Churches are, in a sense, distribution centers of God’s hope. Sharing our hope with others should not depend on soaring Sunday morning attendance, but on faith in the ever-present biblical promise that “I will be with you.” Hope rises out of a relationship with God, not out of a rising budget or a growth trend. There’s a limitless supply whenever two or three gather.
When we base our hope on programs, building additions or a preacher’s ability, we put too much weight on the sand. But when we let our relationship with God and the promises of Christ fuel our congregational hopes, we find a way to survive. In many cases, we thrive.

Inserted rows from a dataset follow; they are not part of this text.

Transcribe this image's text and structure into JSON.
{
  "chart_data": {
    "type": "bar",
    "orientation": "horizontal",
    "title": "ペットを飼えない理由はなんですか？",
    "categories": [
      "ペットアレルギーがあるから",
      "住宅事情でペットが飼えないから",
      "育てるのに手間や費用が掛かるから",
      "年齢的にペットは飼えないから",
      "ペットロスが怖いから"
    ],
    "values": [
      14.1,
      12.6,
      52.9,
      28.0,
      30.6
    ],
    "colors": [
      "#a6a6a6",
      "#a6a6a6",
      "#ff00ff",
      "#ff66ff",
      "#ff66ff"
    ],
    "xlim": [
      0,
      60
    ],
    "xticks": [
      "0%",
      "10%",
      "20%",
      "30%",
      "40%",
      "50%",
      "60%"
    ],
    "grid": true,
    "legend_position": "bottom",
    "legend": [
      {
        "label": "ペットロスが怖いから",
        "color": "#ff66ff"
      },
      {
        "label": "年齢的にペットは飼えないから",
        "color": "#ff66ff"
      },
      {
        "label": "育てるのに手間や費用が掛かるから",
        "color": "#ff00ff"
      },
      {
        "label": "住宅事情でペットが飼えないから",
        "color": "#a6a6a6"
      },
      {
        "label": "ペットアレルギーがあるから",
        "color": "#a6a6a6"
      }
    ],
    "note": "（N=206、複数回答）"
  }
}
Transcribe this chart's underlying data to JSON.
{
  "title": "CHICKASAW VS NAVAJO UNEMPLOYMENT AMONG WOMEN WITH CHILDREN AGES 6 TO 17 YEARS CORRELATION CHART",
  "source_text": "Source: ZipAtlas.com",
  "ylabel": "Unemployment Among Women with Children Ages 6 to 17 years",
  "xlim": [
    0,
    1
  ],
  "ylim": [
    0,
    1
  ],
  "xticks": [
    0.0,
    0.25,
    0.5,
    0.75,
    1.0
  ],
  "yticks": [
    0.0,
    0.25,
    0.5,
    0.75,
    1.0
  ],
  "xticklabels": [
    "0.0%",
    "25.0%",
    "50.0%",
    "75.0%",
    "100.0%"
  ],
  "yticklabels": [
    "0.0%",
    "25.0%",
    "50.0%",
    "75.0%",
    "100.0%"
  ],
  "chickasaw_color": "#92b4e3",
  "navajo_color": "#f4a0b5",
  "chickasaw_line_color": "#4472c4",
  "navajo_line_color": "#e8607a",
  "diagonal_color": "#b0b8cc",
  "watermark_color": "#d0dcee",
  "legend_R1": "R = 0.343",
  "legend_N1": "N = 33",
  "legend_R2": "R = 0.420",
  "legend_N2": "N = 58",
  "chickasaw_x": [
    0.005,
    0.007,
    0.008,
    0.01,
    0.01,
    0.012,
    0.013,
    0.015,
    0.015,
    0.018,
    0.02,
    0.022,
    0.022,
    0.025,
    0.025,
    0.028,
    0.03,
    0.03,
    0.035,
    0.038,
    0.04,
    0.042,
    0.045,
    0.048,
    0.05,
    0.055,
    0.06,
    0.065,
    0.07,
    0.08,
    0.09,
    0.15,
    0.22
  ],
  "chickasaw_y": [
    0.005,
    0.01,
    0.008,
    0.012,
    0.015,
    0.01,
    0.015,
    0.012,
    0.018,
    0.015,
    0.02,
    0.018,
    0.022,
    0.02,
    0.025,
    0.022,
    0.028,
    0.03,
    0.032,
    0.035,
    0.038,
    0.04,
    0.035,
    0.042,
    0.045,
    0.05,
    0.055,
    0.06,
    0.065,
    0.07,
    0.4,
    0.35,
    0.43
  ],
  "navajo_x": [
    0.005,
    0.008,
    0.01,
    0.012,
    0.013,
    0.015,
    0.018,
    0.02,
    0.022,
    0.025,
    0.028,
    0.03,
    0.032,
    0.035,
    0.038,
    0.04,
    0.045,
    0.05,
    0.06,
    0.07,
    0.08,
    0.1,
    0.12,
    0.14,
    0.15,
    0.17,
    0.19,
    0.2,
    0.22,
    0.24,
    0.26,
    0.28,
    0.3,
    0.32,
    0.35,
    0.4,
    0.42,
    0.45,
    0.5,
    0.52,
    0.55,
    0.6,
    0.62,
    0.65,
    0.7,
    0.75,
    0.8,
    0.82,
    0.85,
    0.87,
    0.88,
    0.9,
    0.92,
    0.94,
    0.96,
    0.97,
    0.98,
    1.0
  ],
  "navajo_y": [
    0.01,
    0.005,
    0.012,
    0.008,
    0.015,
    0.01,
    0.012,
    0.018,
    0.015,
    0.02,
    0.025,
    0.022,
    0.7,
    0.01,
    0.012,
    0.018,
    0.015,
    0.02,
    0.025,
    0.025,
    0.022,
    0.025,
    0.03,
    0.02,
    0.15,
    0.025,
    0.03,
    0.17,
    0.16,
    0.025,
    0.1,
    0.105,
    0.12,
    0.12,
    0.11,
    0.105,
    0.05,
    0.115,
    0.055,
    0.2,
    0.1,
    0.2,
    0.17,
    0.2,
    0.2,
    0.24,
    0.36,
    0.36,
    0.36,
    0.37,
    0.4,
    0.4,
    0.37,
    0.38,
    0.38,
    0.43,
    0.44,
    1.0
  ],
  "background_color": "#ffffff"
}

The favorite Bible verses of young and old generally focus on hope, whether we find strength in, “The Lord is my shepherd, I shall not be in want” or in “In all things God works for the good of those who love him, who have been called according to his purpose.” Whether we can quote Isaiah 41:10 or Romans 8:31, we cherish hope. It’s the antidote to discouragement and frustration. It counters our sense of loneliness and isolation. Hope can make the difference between leaving church on Sunday with a “What a joy to be in the fellowship of the saints” or an “I’m glad that’s over.”
When hope drawn from God fills our individual soul and permeates the atmosphere at the local congregation, it’s not long before others find out about the people who have hope. We’re not saying hope makes churches grow, but that hope is what we all want, and it’s readily available because of what God has done in Christ for all of us.
Hope is absolutely critical, entirely indispensable, centrally biblical and eternally available. Hope is remarkably relevant to both the modern and the post-modern, to people of every race, to Christians of all generations.
Our desire is that behind all that we report, readers will see a hopeful people who draw their strength not from what they do, but from what almighty God already has done for them.